Non solo ricerche di tipo archeologico ma vere proprie analisi chimiche sui materiali ritrovati, questo grazie al lavoro di un’altra ricercatrice dell’Università della Calabria, Alessandra Pecci: “In base alle analisi chimiche e alla ricerca archeologica, avvalendoci di dati storici, possiamo anche risalire ai luoghi di produzione e stabilire con una certa precisione che sono gli stessi luoghiove ancor oggi si produce”.
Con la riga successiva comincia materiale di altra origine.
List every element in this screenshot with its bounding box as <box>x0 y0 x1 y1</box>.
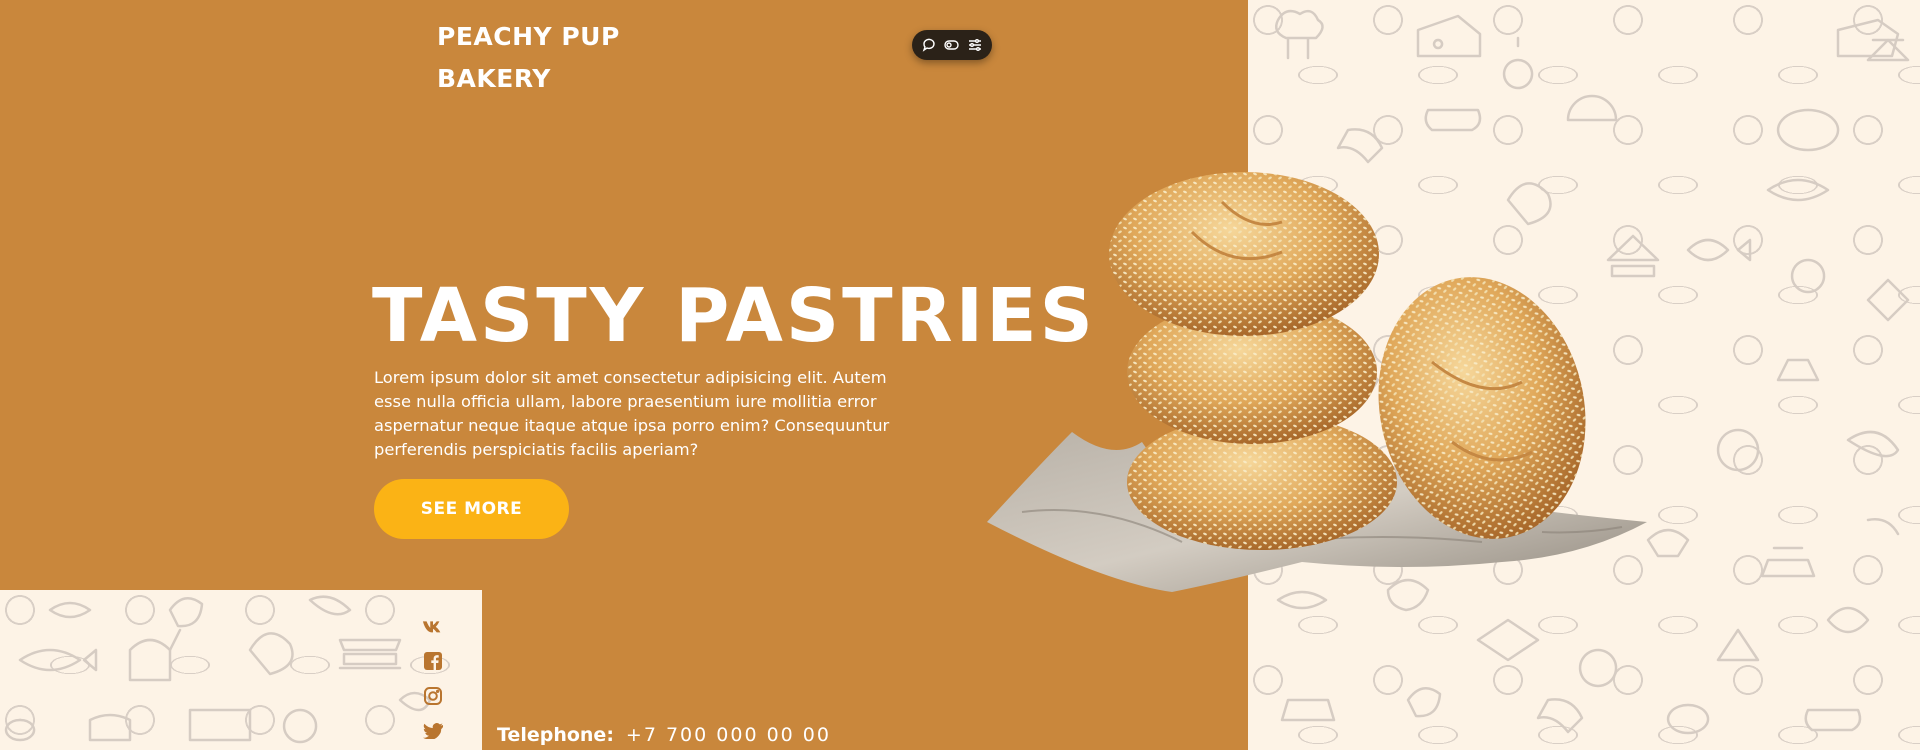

Insomma, l’unicità dei vitigni calabresi ha reso questa terra un avamposto molto importante in cui i contadini hanno mantenuto saldi gli antichi usi, ottenendo come risultato quello della creazione di vini- come il Gaglioppo, il Greco nero di Sibari, la Guarnaccia, il Magliocco- dalle proprietà uniche. Dopo anni difficili ora dunque la sfida per le aziende calabresi è conquistare i mercati nazionali e internazionali, ma “non tanto come prodotto- dice Giacomo Giovinazzo, direttore dell’area delle filiere produttive- ma come identità territoriale. I nostri vini- continua- per la non eccessiva grandezza delle nostre aziende, non possono essere vini da grande distribuzione, ma vini da intenditori”.
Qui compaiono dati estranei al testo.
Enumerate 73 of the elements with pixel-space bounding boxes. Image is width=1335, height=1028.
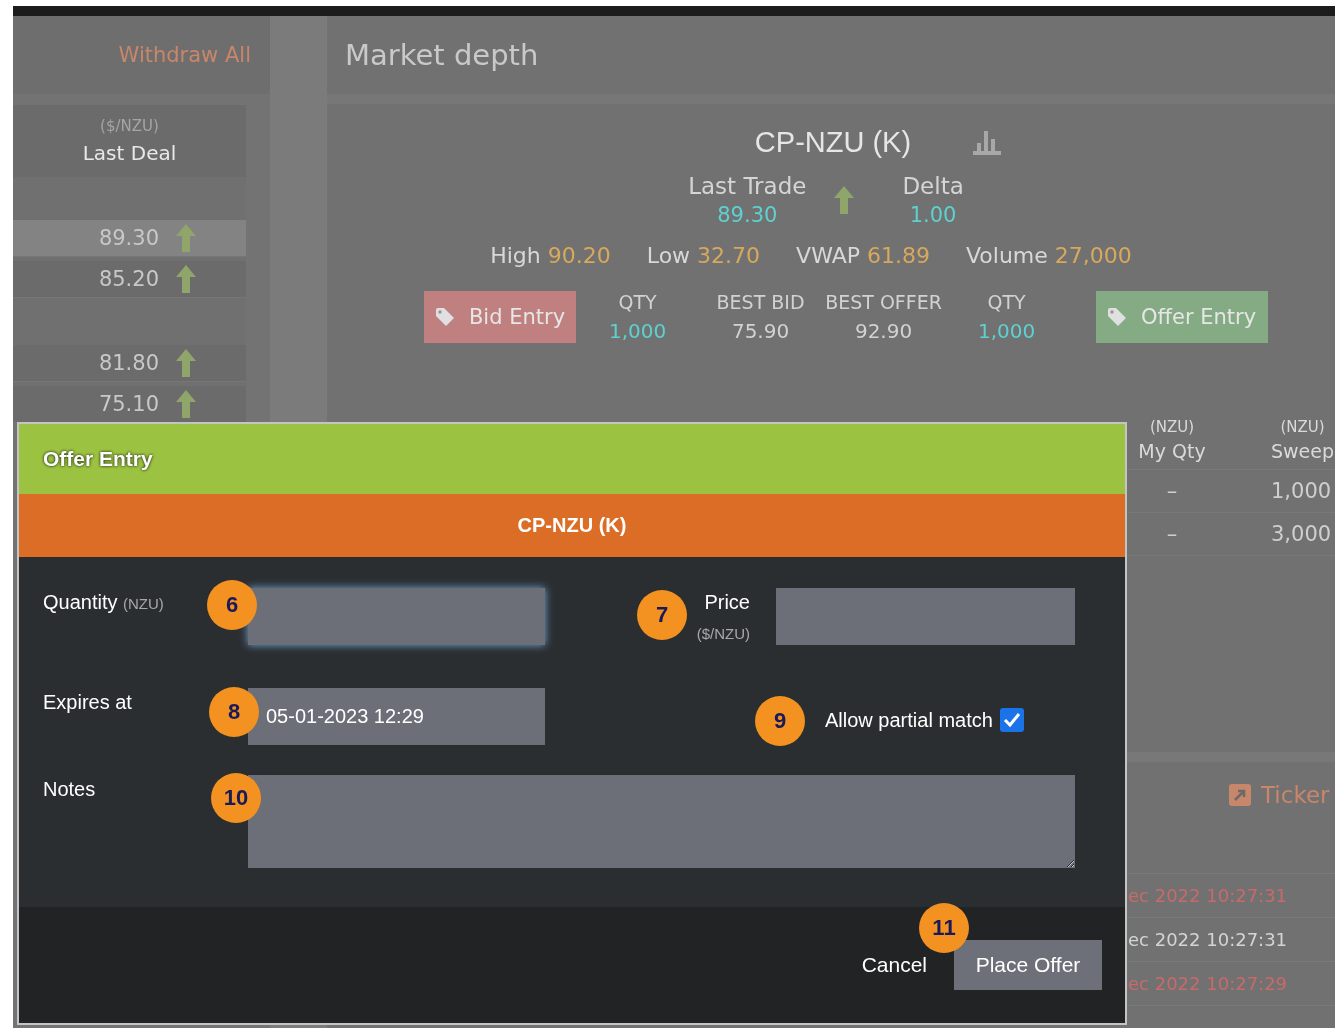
quote-label: BEST BID [716, 291, 805, 313]
notes-field[interactable] [248, 775, 1075, 868]
column-header: Sweep [1271, 439, 1335, 462]
last-deal-cell-text: 85.20 [97, 267, 159, 291]
place-offer-button[interactable]: Place Offer [954, 940, 1102, 990]
callout-badge: 11 [919, 903, 969, 953]
tag-icon [1107, 307, 1128, 327]
quote-value: 1,000 [608, 319, 667, 343]
last-trade-label: Last Trade [688, 173, 807, 199]
column-header: My Qty [1138, 439, 1206, 462]
notes-label: Notes [43, 778, 96, 800]
quote-value: 92.90 [854, 319, 913, 343]
external-link-icon[interactable] [1229, 784, 1251, 806]
quote-label: BEST OFFER [825, 291, 942, 313]
quote-label: QTY [618, 291, 657, 313]
delta-label: Delta [902, 173, 964, 199]
panel-title: Market depth [345, 38, 539, 72]
price-unit: ($/NZU) [696, 625, 750, 642]
quote-value: 75.90 [731, 319, 790, 343]
last-deal-cell-text: 81.80 [97, 351, 159, 375]
deal-row[interactable]: 75.10 [13, 386, 246, 423]
price-field[interactable] [776, 588, 1075, 645]
partial-match-checkbox[interactable] [999, 708, 1024, 732]
withdraw-all-link[interactable]: Withdraw All [118, 43, 251, 67]
price-label: Price [704, 590, 750, 614]
callout-badge: 9 [755, 696, 805, 746]
expires-label: Expires at [43, 691, 132, 713]
delta-value: 1.00 [909, 203, 957, 227]
ticker-time: ec 2022 10:27:29 [1128, 973, 1288, 994]
deal-row[interactable]: 81.80 [13, 345, 246, 382]
dialog-title: Offer Entry [43, 447, 153, 471]
up-arrow-icon [176, 224, 196, 252]
callout-badge: 6 [207, 580, 257, 630]
up-arrow-icon [834, 186, 855, 214]
stat-text: VWAP 61.89 [796, 243, 930, 268]
offer-entry-button[interactable]: Offer Entry [1096, 291, 1269, 343]
last-trade-value: 89.30 [717, 203, 778, 227]
quote-label: QTY [987, 291, 1026, 313]
instrument-title: CP-NZU (K) [754, 126, 912, 159]
up-arrow-icon [176, 265, 196, 293]
table-cell: 1,000 [1271, 479, 1332, 503]
stat-text: High 90.20 [490, 243, 611, 268]
column-unit: (NZU) [1280, 417, 1325, 436]
last-deal-cell-text: 75.10 [97, 392, 159, 416]
callout-badge: 7 [637, 590, 687, 640]
column-unit: (NZU) [1149, 417, 1195, 436]
quantity-field[interactable] [248, 588, 545, 645]
callout-badge: 8 [209, 687, 259, 737]
up-arrow-icon [176, 349, 196, 377]
stat-text: Low 32.70 [646, 243, 761, 268]
expires-field[interactable]: 05-01-2023 12:29 [248, 688, 545, 745]
callout-badge: 10 [211, 773, 261, 823]
stat-text: Volume 27,000 [966, 243, 1132, 268]
table-cell-text: – [1165, 522, 1179, 546]
up-arrow-icon [176, 390, 196, 418]
bid-entry-button[interactable]: Bid Entry [423, 291, 577, 343]
tag-icon [434, 307, 455, 327]
table-cell-text: – [1165, 479, 1179, 503]
column-header: Last Deal [82, 141, 177, 165]
last-deal-cell-text: 89.30 [97, 226, 159, 250]
deal-row[interactable]: 85.20 [13, 261, 246, 298]
instrument-title: CP-NZU (K) [517, 514, 627, 537]
table-cell: 3,000 [1271, 522, 1332, 546]
ticker-title: Ticker [1261, 782, 1330, 808]
partial-match-label: Allow partial match [825, 708, 993, 732]
bar-chart-icon[interactable] [973, 130, 1002, 155]
quote-value: 1,000 [977, 319, 1036, 343]
ticker-time: ec 2022 10:27:31 [1128, 929, 1288, 950]
deal-row[interactable]: 89.30 [13, 220, 246, 257]
quantity-label: Quantity (NZU) [43, 591, 164, 613]
ticker-time: ec 2022 10:27:31 [1128, 885, 1288, 906]
cancel-button[interactable]: Cancel [861, 953, 927, 977]
column-unit: ($/NZU) [100, 117, 159, 135]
In conclusione, utilizzando le parole del responsabile dell’ufficio vitivinicolo regionale, Carmine Maio, possiamo dire che “dopo anni in cui era di moda bere vino proveniente da grandi circuiti internazionali, anni in cui il vino calabrese è stato snobbato proprio perché le sue caratteristiche uniche mal si sposavano con il trend del momento, ora la regione sta recuperando importanza, affacciandosi al mercato interregionale ma anche a quello internazionale. Diciamo- conclude- che finalmente ci si è resi conto dell’importanza vitivinicola calabrese, tant’è che grosse aziende piemontesi hanno avviato già collaborazioni importanti con le nostre piccole aziende per affiancarci nella promozione. È una bella rivincita, se si considera che la vite è nata proprio qui, in Calabria, all’epoca della Magna Grecia”.